‎2021-10-14 11:42 PM
Hello,
I have developed an application based on lwIP and freeRTOS for STM32F746NGH6. The code was generated using STM32CubeMX, freeRTOS version 10.2.1, CMSIS-RTOS version 2.00 and Cube FW F7 V1.16.1.
The application runs a webserver and receives data from a client at the rate X Bytes/min.
The program crashes after around 60 hours. To quickly test this, I reduced the data
reception rate at X Bytes/4sec. The program crashed after around 10 minutes. The analysis
using fault analyzer of STM32CubeIDE showed that the cause of the crash is precise data bus access error (PRECISERR).
The cause of error seems to be the function HAL_ETH_GetReceivedFrame_IT. Please see the
attached snapshots (good case and bad case). According to me, at the time of crash, the address of RXDesc ist invalid which is causing the PRECISERR. Normally the address of RXDesc is 0x2004C000 but I do not understand how this is getting corrupted.

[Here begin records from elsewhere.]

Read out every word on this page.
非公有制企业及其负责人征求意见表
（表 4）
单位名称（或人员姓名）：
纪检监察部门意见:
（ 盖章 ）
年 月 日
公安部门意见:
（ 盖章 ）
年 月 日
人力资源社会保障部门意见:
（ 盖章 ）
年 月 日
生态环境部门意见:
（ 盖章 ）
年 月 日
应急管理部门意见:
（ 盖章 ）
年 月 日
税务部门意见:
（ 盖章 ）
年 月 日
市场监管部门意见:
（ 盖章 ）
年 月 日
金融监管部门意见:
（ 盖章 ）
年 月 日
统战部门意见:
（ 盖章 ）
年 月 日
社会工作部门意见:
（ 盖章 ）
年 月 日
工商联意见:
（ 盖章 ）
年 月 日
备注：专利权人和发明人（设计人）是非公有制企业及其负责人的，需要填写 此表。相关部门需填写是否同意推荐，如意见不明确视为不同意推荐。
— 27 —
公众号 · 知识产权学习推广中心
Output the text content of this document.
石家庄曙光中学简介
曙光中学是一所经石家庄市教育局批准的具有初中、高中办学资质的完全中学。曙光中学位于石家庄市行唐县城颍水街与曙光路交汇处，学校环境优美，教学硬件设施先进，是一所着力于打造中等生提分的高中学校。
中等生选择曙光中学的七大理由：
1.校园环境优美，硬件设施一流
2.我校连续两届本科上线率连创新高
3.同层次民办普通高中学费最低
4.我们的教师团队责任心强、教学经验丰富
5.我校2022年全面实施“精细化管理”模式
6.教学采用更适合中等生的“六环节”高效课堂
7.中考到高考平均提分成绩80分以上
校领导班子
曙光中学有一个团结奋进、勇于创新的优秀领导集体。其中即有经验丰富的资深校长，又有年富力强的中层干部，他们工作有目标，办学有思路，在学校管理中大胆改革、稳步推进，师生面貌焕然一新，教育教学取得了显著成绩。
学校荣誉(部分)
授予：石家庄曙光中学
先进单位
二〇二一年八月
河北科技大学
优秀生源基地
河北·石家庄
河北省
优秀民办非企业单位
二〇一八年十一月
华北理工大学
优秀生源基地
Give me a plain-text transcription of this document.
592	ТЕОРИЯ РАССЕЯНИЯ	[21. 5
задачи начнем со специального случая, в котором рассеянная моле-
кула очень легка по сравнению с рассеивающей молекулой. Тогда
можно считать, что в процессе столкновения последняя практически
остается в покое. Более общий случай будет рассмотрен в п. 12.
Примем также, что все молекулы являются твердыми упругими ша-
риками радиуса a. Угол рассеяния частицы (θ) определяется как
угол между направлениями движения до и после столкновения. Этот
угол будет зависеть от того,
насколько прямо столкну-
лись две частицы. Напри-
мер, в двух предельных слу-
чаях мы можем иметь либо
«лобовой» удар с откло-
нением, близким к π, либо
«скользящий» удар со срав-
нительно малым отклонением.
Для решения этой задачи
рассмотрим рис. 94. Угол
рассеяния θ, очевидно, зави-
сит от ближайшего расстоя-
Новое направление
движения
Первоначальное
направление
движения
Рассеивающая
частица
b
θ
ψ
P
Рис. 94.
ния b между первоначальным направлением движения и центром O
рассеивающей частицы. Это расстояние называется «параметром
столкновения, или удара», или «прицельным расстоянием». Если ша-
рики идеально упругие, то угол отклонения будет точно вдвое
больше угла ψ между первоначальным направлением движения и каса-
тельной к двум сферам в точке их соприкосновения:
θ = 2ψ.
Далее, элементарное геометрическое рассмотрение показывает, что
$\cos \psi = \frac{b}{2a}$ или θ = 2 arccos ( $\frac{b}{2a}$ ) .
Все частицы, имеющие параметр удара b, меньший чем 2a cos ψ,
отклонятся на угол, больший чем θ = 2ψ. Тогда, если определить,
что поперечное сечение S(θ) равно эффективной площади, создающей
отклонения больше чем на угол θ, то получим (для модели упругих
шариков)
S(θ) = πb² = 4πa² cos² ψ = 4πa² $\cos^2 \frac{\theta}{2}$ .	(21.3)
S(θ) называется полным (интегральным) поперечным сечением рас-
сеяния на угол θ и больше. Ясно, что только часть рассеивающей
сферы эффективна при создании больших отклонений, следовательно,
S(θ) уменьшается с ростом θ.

This is an excerpt from my linker script:
/* Memories definition */
MEMORY
{
RAM (xrw) : ORIGIN = 0x20000000, LENGTH = 320K
FLASH (rx) : ORIGIN = 0x08008000, LENGTH = 992K
Memory_B1(xrw) : ORIGIN = 0x2004C000, LENGTH = 0x80
Memory_B2(xrw) : ORIGIN = 0x2004C080, LENGTH = 0x80
Memory_B3(xrw) : ORIGIN = 0x2004C100, LENGTH = 0x17d0
Memory_B4(xrw) : ORIGIN = 0x2004D8D0, LENGTH = 0x17d0
}
User defined FreeRTOS Tasks:
The lwIP port of ST creates two more tasks
As an attempt to solve this issue, I thought if increasing the stack of RTOS tasks can solve the issue. But this unfortuately lead to IMPRECISERR.
Could you please suggest how could I resolve this issue.
Thanks & Regards,
Abhijeet
Solved! Go to Solution.
‎2021-10-19 12:54 AM
It was found that there was a memory leak in other part of the code. Releasing this memory resolved the issue.
‎2021-10-15 07:10 AM
> Normally the address of RXDesc is 0x2004C000 but I do not understand how this is getting corrupted.

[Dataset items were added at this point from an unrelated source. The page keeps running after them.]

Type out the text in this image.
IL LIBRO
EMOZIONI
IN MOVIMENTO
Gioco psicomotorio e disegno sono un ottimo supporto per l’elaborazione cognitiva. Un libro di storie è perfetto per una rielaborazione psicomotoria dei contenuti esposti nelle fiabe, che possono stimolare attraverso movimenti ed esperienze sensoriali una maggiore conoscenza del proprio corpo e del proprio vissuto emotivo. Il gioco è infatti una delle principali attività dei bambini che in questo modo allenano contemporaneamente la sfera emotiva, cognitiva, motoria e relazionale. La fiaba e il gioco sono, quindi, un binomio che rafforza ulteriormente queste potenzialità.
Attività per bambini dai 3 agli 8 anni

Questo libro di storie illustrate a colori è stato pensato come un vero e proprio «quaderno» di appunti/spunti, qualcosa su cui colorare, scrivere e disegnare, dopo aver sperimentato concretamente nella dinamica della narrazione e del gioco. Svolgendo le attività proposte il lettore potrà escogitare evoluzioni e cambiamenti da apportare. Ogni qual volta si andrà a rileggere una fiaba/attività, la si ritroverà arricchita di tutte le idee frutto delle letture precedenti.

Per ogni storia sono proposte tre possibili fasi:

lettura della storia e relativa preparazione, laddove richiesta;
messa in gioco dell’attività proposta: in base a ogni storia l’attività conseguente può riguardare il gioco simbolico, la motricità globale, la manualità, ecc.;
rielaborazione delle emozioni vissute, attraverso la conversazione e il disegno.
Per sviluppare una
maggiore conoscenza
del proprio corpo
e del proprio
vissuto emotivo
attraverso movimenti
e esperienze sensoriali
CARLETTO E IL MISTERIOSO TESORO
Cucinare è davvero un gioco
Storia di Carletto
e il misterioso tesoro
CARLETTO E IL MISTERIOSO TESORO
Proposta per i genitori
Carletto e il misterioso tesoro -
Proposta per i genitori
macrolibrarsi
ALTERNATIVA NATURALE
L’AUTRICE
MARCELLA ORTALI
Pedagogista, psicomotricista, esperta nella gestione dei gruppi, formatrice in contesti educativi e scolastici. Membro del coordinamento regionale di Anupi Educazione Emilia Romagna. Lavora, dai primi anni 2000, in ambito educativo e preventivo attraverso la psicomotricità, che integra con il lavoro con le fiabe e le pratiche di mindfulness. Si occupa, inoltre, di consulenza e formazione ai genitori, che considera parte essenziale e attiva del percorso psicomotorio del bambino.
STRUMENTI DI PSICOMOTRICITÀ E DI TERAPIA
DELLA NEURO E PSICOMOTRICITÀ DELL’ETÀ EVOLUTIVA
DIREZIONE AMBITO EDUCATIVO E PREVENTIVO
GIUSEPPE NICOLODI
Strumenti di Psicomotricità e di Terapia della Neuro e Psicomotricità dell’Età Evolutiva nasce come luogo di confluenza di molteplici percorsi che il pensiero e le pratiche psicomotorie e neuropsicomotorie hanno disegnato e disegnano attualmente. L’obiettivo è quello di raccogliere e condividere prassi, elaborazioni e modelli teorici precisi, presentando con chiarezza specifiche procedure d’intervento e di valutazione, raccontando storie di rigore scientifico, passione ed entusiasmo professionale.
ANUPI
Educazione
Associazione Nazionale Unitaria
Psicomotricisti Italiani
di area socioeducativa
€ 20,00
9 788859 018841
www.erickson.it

Most likely an out of bounds write somewhere in the program.
If it's repeatable, set up a hardware watchpoint for RXDesc and you can see exactly when/where it gets changed.
> As an attempt to solve this issue, I thought if increasing the stack of RTOS tasks can solve the issue. But this unfortuately lead to IMPRECISERR.

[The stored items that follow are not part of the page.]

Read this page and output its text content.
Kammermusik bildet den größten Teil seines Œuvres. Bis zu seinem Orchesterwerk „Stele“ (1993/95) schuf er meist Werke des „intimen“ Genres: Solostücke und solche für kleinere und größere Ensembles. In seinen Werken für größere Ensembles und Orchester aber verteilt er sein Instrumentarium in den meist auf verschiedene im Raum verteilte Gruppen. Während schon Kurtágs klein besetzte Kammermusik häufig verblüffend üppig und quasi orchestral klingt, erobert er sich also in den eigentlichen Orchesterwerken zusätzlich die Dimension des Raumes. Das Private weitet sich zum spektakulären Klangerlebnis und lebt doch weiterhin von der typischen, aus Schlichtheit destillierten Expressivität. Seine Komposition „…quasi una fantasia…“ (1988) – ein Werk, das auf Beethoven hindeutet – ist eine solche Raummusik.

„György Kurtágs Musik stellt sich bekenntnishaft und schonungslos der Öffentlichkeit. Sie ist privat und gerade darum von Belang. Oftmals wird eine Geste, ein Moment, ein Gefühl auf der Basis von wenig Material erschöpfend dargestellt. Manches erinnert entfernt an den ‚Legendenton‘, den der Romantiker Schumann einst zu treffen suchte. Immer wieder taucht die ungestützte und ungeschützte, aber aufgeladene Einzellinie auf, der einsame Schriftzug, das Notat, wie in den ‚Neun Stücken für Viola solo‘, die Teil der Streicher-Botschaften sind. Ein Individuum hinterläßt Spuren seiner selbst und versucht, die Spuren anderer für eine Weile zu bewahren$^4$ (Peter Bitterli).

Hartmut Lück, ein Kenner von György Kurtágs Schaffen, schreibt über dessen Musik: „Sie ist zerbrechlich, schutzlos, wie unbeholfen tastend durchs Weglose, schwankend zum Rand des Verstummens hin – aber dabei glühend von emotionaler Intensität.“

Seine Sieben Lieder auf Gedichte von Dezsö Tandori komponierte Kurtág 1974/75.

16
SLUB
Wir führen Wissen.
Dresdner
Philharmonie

Also not good, and suggests there are memory management issues somewhere.
‎2021-10-17 10:35 PM
Thanks for the hint. I set a watchpoint and I could see that DMA descriptor pointer are corrupted in HAL_ETH_GetReceivedFrame_IT function while returning (at return HAL_OK).
/* Set HAL State to Ready */
heth->State = HAL_ETH_STATE_READY;
/* Process Unlocked */
__HAL_UNLOCK(heth);
/* Return function status */
return HAL_OK;
}
I assumed that it could be problem with HAL mutex mechanism and followed solution from this thread https://community.st.com/s/question/0D50X0000C5Tns8SQC/bug-stm32-hal-driver-lock-mechanism-is-not-interrupt-safe?t=1634426786423
Now I get IMPRECISE error. Fault analyzer PC is pointing to memcpy instruction and link register to the instruction from low_level_output function. Here the excerpt from the function.
/* Copy the remaining bytes */
memcpy( (uint8_t*)((uint8_t*)buffer + bufferoffset), (uint8_t*)((uint8_t*)q->payload + payloadoffset), byteslefttocopy );
bufferoffset = bufferoffset + byteslefttocopy;
framelength = framelength + byteslefttocopy;
I am using configUSE_NEWLIB_REENTRANT=1 option in freeRTOS. I don't know why it crashes at memcpy function.
‎2021-10-19 12:54 AM
It was found that there was a memory leak in other part of the code. Releasing this memory resolved the issue.
‎2021-10-19 03:07 AM
Thank you for sharing the solution :smiling_face_with_smiling_eyes: